E qual é a tua opinião sobre os grupos secretos do Facebook como homem adulto? Vês isto como um perigo para a sociedade, tendo em conta a quantidade de coisas que se podem passar nesses grupos que não fazemos ideia?

Depende do conteúdo e do grupo. No nosso caso, como falamos de mulheres, futebol, carros, mas maioria mulheres, penso que não tem qualquer maldade. A parte de falar, agora expor, como falaste, pode sem duvida existir predadores e isso pode ser perigoso.

Então vamos deixar claro: se eu for uma mulher independente, que não tem problemas com o corpo, se me vestir de uma forma livre, a mostrar o que eu bem entender, tenho uma opinião que poder não ir de encontro à de muitos homens, isso faz de mim um alvo a abater no vosso grupo? 

Não de forma alguma, claro que não. 

Portanto não mereço que fotos minhas sejam vistas por milhares de homens e sujeitas a comentários de desconhecidos.

Claro que não e daí que tudo que entra no grupo tenha de ser tapado, caso possa identificar uma pessoa. Imagina que uma foto dessas entra no grupo, tudo tem de ser tapado, cicatrizes, cara, tatuagens, sinais, tudo que possa identificar a pessoa, porque aqui ninguém quer difamar ninguém. A ideia é mostrar o rabo, ou mostrar o seio, não é difamar a mulher.

E não achas que estás a sexualizar o corpo da mulher nesse sentido, a objetificar? Estás a partilhar rabos, estás a partilhar seios. Achas correto que se sexualize o corpo da mulher? 

Existem fotos de corpos de mulher em todo lado. Não acho correto nem deixo de achar, é melhor sexualizar o corpo da mulher, com uma foto recortada e a falar do que queremos falar do que mostrar a foto inteira. Se calhar ela até enviou assim. 

Mas independentemente do grupo, qual é a tua opinião sobre os vários movimentos como o #freetheniple, que lutam contra a objetificação dos seios? As mulheres querem sentir-se seguras. Se quiserem mostrar mamilos, como os homens também andam sem t-shirt sem problemas, as mulheres não podem porque os delas são sexualizados. 

São, mas isso é por causa da mentalidade portuguesa. É a realidade das coisas. No meu caso, quem quiser expor-se que se exponha da forma que quiser. Mas no grupo só podem expor conforme as regras que são decididas: ao partilhar conteúdos explícitos, sejam da internet, sejam pessoais, que eu não posso controlar a origem das fotos, nem sou o responsável. Elas não podem ter algo que identifique ou diga quem é. Se me postassem num grupo, toda gente saberia quem eu era pelas tatuagens e tudo isso terá de ser tapado, porque há coisas que identificam as pessoas como bilhetes de identidade e nós não queremos, de forma alguma, difamar ninguém e daí precavermo-nos com esta situação de que tudo tem de estar tapado ou recortado. Quero deixar bem claro que nós temos família, não estamos aqui para difamar ninguém, o grupo era apenas de sátira e partilhas de conteúdo com piada. 

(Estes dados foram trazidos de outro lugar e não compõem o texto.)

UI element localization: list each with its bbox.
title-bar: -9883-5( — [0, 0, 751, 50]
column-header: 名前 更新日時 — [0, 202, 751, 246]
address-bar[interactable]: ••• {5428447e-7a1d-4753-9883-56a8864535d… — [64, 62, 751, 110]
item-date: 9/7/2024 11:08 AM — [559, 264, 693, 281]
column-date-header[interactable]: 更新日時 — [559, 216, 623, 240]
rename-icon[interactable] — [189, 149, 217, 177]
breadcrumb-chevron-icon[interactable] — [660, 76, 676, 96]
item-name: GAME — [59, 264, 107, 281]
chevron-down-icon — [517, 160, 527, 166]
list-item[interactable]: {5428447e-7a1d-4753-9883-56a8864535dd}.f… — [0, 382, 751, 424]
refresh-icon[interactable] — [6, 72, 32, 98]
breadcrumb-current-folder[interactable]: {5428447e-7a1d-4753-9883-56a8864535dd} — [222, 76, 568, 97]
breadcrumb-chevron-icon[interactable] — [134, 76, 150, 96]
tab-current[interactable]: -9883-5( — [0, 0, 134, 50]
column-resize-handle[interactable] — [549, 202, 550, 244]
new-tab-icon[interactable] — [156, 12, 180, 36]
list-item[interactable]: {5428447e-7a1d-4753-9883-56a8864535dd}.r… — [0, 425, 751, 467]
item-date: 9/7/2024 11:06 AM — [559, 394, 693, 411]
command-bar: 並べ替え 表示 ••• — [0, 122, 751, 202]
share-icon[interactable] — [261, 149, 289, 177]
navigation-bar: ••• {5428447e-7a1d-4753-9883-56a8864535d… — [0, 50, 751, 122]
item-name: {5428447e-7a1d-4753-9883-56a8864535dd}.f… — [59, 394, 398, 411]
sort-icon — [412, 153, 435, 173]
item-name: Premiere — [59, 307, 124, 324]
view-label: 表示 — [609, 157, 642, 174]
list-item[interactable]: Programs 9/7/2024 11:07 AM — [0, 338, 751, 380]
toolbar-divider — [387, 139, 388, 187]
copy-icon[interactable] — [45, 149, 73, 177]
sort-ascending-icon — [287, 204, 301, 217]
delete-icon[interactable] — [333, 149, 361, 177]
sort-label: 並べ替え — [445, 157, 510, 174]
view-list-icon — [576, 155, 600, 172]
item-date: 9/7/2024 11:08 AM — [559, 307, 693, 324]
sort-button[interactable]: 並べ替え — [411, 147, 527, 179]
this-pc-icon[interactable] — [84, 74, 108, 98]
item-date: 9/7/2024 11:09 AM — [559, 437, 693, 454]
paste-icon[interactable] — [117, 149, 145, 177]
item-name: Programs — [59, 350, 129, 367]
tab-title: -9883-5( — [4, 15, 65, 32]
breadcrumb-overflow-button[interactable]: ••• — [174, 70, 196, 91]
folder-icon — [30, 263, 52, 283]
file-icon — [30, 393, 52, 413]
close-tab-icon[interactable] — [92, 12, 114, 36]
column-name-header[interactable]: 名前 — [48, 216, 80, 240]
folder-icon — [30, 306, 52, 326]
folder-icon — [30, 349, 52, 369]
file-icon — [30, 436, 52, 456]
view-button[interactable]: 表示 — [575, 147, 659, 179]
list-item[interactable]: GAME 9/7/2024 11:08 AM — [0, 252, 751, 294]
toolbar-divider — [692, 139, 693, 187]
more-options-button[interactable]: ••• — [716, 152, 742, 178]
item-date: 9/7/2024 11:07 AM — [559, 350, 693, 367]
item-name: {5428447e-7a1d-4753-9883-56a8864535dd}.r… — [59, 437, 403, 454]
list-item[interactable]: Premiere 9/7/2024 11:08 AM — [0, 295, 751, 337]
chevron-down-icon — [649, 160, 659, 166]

E sobre os comentários que houve à outra jornalista? Vou correr o mesmo risco, de serem partilhadas fotos minhas pelos vossos membros com aquele tipo de comentários?

Eu fiquei muito chateado com o que foi escrito, porque não fomos nós a publicar aquele video, ele já circulava e os membros reagiram ao facto de isso não ter sido bem tratado. Mas, mais uma vez, nós não conseguimos controlar sempre o que as pessoas comentam.